The makeup of that processing center is shocking when you see it, but let me go to the heart of the issue. The issue is this new policy of, when families are seeking asylum, their children are torn away from them and sent who knows where. The parents are beside themselves not knowing what happened to their kids, and they never know if they’ll see them again. The kids are going through the second version of trauma. Families seeking asylum have by definition experienced trauma abroad, and perhaps trauma en route. So finally they get to the border, and they think “finally, we’re safe.” But instead they’re put into this prison-like facility, and separated, and put through this new drama.
The argument is if we deter families from seeking asylum, then they won’t take on this arduous journey, so they won’t be exposed to smugglers. They’re inflicting trauma on children, to influence parents. Who does that? What civilized society does that? What faith tradition in the world would inflict trauma on children to influence their parents?------------------------------------------
I’ll tell you what was very difficult to see. One room had smaller cyclone fences—they look like the way you construct a dog kennel. They’re larger, but that’s the thought that comes to mind when you see them. Then they have these space blankets [light foil blankets], which is a very strange sight, to see kids using a space blanket as a cushion—but they don’t provide any cushion—or as a cover for privacy. There’re no mattresses in that section.

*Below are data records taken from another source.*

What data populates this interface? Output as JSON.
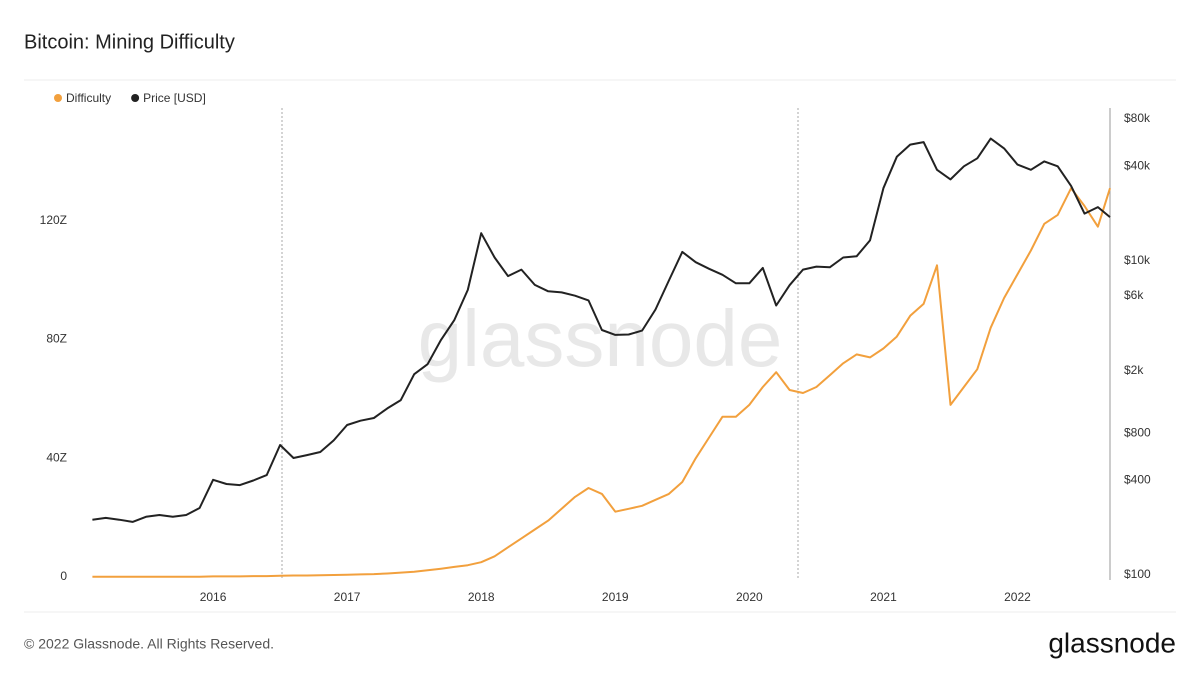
{
  "chart_data": {
    "type": "line",
    "title": "Bitcoin: Mining Difficulty",
    "watermark": "glassnode",
    "copyright": "© 2022 Glassnode. All Rights Reserved.",
    "brand": "glassnode",
    "legend": "top-left",
    "x": [
      2015.1,
      2015.2,
      2015.3,
      2015.4,
      2015.5,
      2015.6,
      2015.7,
      2015.8,
      2015.9,
      2016.0,
      2016.1,
      2016.2,
      2016.3,
      2016.4,
      2016.5,
      2016.6,
      2016.7,
      2016.8,
      2016.9,
      2017.0,
      2017.1,
      2017.2,
      2017.3,
      2017.4,
      2017.5,
      2017.6,
      2017.7,
      2017.8,
      2017.9,
      2018.0,
      2018.1,
      2018.2,
      2018.3,
      2018.4,
      2018.5,
      2018.6,
      2018.7,
      2018.8,
      2018.9,
      2019.0,
      2019.1,
      2019.2,
      2019.3,
      2019.4,
      2019.5,
      2019.6,
      2019.7,
      2019.8,
      2019.9,
      2020.0,
      2020.1,
      2020.2,
      2020.3,
      2020.4,
      2020.5,
      2020.6,
      2020.7,
      2020.8,
      2020.9,
      2021.0,
      2021.1,
      2021.2,
      2021.3,
      2021.4,
      2021.5,
      2021.6,
      2021.7,
      2021.8,
      2021.9,
      2022.0,
      2022.1,
      2022.2,
      2022.3,
      2022.4,
      2022.5,
      2022.6,
      2022.69
    ],
    "xlim": [
      2015.03,
      2022.69
    ],
    "xticks": [
      2016,
      2017,
      2018,
      2019,
      2020,
      2021,
      2022
    ],
    "ylim": [
      -1,
      158
    ],
    "yticks": [
      {
        "value": 0,
        "label": "0"
      },
      {
        "value": 40,
        "label": "40Z"
      },
      {
        "value": 80,
        "label": "80Z"
      },
      {
        "value": 120,
        "label": "120Z"
      }
    ],
    "y2lim": [
      93,
      94000
    ],
    "y2log": true,
    "y2ticks": [
      {
        "value": 100,
        "label": "$100"
      },
      {
        "value": 400,
        "label": "$400"
      },
      {
        "value": 800,
        "label": "$800"
      },
      {
        "value": 2000,
        "label": "$2k"
      },
      {
        "value": 6000,
        "label": "$6k"
      },
      {
        "value": 10000,
        "label": "$10k"
      },
      {
        "value": 40000,
        "label": "$40k"
      },
      {
        "value": 80000,
        "label": "$80k"
      }
    ],
    "series": [
      {
        "name": "Difficulty",
        "color": "#f2a03d",
        "axis": "y",
        "values": [
          0.1,
          0.1,
          0.1,
          0.1,
          0.1,
          0.1,
          0.1,
          0.1,
          0.1,
          0.2,
          0.2,
          0.2,
          0.3,
          0.3,
          0.4,
          0.5,
          0.5,
          0.6,
          0.7,
          0.8,
          0.9,
          1.0,
          1.2,
          1.5,
          1.8,
          2.3,
          2.8,
          3.4,
          4.0,
          5,
          7,
          10,
          13,
          16,
          19,
          23,
          27,
          30,
          28,
          22,
          23,
          24,
          26,
          28,
          32,
          40,
          47,
          54,
          54,
          58,
          64,
          69,
          63,
          62,
          64,
          68,
          72,
          75,
          74,
          77,
          81,
          88,
          92,
          105,
          58,
          64,
          70,
          84,
          94,
          102,
          110,
          119,
          122,
          131,
          125,
          118,
          131
        ]
      },
      {
        "name": "Price [USD]",
        "color": "#222222",
        "axis": "y2",
        "values": [
          225,
          231,
          225,
          218,
          235,
          241,
          235,
          241,
          267,
          404,
          380,
          374,
          400,
          433,
          673,
          556,
          580,
          607,
          720,
          902,
          960,
          1000,
          1150,
          1300,
          1900,
          2200,
          3140,
          4210,
          6530,
          15000,
          10500,
          8000,
          8800,
          7030,
          6400,
          6300,
          6000,
          5600,
          3630,
          3380,
          3400,
          3600,
          4900,
          7500,
          11400,
          9800,
          8900,
          8150,
          7200,
          7200,
          9020,
          5200,
          7000,
          8800,
          9200,
          9100,
          10500,
          10700,
          13500,
          29000,
          46000,
          55000,
          57000,
          38000,
          33000,
          40000,
          45000,
          60000,
          52000,
          41000,
          38000,
          43000,
          40000,
          30000,
          20000,
          22000,
          19000
        ]
      }
    ]
  }
}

After they go through interviews, they go into a big warehouse. I called them cages, and the White House said that’s unfair, they aren’t cages. Well, call it a cell, then. It’s a cyclone-fence-constructed area. There were all these boys in this big enclosure, maybe three to four dozen boys, and they lined up, from smallest to largest, to get ready to go eat.
The tiniest kid at the front of the line, he was knee-high to a grasshopper; he was 4, maybe 5 years old. They go up to age 16 or 17.